In the brochure, the Muslim women's group announced a partnership with a New York-based, nonprofit adoption agency, Spence-Chapin, that just launched a new venture for adoption of children from Morocco: "a pilot program for families of the Muslim faith." It’s also including single Muslim women as prospective parents in the program.

What this kind of new interpretation offers is a critically necessary social safety net within Muslim society. As a single Muslim mother to an only child—my son Shibli, age 9—I have investigated adoption possibilities in a Muslim country, such as Afghanistan, where so many orphans suffer, and have been sadly discouraged, as have many Muslim couples and single Muslim women, about the possibilities of lifting children out of orphanages into stable, loving homes. Most Muslim majority countries adopt the interpretation of Islam that makes it illegal to adopt a child; some allow fostercare or guardianship, known as kafala.

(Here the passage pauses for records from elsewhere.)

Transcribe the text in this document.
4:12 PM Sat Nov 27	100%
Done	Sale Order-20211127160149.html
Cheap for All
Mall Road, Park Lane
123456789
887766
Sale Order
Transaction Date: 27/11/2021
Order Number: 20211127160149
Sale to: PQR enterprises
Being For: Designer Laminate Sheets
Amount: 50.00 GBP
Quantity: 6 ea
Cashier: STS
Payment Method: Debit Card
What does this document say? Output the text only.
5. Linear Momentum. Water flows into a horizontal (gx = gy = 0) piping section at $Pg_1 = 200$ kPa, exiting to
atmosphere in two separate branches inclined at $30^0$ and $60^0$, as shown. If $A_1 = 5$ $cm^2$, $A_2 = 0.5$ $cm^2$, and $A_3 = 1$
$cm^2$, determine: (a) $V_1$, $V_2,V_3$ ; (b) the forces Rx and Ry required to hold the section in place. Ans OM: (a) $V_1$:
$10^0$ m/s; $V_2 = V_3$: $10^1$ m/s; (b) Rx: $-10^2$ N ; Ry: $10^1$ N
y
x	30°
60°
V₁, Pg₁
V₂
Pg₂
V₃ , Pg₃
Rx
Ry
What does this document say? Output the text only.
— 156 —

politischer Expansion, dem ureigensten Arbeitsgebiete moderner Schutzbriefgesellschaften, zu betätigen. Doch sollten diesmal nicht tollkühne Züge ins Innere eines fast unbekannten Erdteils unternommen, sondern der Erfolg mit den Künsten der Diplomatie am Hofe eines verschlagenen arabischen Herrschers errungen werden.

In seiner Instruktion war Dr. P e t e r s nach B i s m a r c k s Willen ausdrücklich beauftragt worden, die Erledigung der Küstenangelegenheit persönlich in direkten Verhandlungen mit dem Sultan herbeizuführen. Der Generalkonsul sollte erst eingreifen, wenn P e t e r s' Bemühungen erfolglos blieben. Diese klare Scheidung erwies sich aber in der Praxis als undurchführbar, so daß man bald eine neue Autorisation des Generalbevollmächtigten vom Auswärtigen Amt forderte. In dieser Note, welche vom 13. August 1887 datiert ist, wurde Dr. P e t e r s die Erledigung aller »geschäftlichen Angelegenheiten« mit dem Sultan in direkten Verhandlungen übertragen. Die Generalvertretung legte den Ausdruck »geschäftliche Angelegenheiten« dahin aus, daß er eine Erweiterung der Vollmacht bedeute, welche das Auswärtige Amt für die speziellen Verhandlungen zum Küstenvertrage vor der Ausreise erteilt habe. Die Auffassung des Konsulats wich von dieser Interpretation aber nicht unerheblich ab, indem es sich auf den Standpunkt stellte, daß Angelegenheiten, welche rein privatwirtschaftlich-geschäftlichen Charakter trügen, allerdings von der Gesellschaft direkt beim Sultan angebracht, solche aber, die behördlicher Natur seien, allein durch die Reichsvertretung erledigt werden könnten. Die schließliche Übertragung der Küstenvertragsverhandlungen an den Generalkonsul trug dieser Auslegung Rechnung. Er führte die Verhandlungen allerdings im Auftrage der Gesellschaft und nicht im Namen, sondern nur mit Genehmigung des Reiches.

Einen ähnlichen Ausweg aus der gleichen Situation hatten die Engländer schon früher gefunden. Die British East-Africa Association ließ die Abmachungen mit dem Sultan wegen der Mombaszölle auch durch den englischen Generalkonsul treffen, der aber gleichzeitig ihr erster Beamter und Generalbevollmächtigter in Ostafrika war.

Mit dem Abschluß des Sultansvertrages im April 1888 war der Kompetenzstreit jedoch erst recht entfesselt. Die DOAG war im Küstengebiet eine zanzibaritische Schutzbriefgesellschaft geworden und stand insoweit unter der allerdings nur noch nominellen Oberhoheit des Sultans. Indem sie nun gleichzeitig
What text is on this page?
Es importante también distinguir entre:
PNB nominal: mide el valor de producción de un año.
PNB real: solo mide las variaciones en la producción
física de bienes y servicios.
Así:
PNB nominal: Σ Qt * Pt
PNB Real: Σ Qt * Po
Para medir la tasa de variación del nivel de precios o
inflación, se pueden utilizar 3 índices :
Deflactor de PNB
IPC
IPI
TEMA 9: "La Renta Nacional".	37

In All-American Muslim, the recently canned TLC reality show, a Muslim couple with fertility problems seeks advice an imam who advises them that they can't do invitro with sperm from another man. They didn't even go down the path of adoption.

Not all Muslims take such as a rigid stance as the imam. In one Muslim listserv, a member advises others to go ahead and adopt—but then, unable to make such a radical suggestion without a qualification, this person suggests not giving the children the family name. “Just don’t put your name on them,” the person advises.

But we are moving in the right direction. Watto, the Pakistani politician, last year wrote an article in a Pakistani English daily in support of orphanages, called Pakistan Sweet Homes, run by Pakistan Bait-ul-Maal, a government-run social-service organization, headed by the country's president and prime minister. She encouraged adoption of children from these homes, saying, “Let us work to save them from falling into malicious hands of terrorists. We want them to be highly educated and civilized citizens, rather than be brainwashed by any terrorist organization, becoming a source of trouble particularly for the society, our country and the world in general.”

As with so many contemporary societal challenges in the Muslim world, we must rise to the highest levels of reason, compassion and lovingness, helping our most vulnerable and indeed plucking them from the grasps of militants and giving them “Sweet Homes.”